Beothukis Temporal range: Late Ediacaran ~570–550.78 Ma PreꞒ Ꞓ O S D C P T J K Pg N

Scientific classification
- Kingdom: Animalia
- Phylum: †Petalonamae
- Clade: †Rangeomorpha
- Genus: †Beothukis Brasier and Antcliffe, 2009
- Type species: B. mistakensis Brasier and Antcliffe, 2009
- Species: B. mistakensis Brasier and Antcliffe, 2009; B. plumosa (Laflamme et al., 2012);
- Synonyms: Culmofrons Laflamme et al., 2012;

= Beothukis =

Rare fossil frond-like rangeomorph

Beothukis is a rare fossil frond-like member of the Rangeomorpha, described from the Ediacaran of Mistaken Point, Newfoundland. It had been identified since 1992, referred in papers as a "spatulate frond" or "flat recliner", but not formally described until 2009. The original fossils from which the genus has been described are still in situ, but replicas are preserved at the Memorial University of Newfoundland and at the Oxford University Museum of Natural History.
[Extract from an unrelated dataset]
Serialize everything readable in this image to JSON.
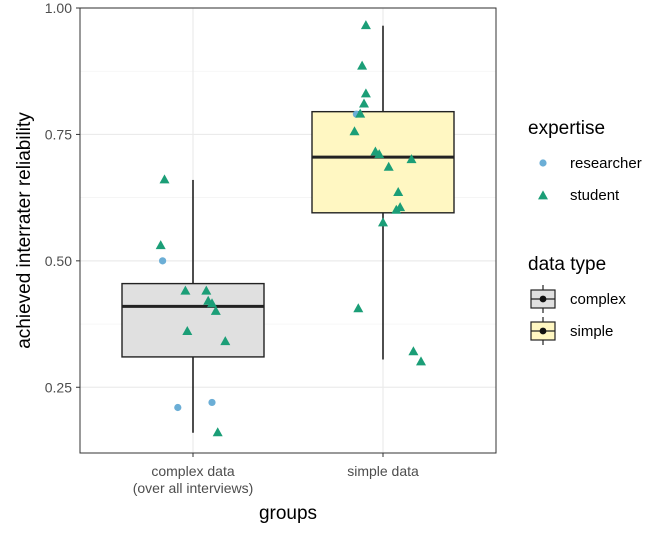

Claims of a stem have been contentious, and based largely on structures that have subsequently been determined to be erosional scours, and is so considered to be a recliner.

==Morphology==
Beothukis appears as a frond composed of two asymmetrical rows of branches that depart from a central growth axis, 12.5–15.5 cm long and 4.5–6 cm wide. Secondary growth is present around the tip. Secondary order units cross the primary order axes as is common in the Charnida The alternations are irregularly spaced.

Beothukis is considered morphologically intermediate between Trepassia (previously known as Charnia wardi) and Bradgatia.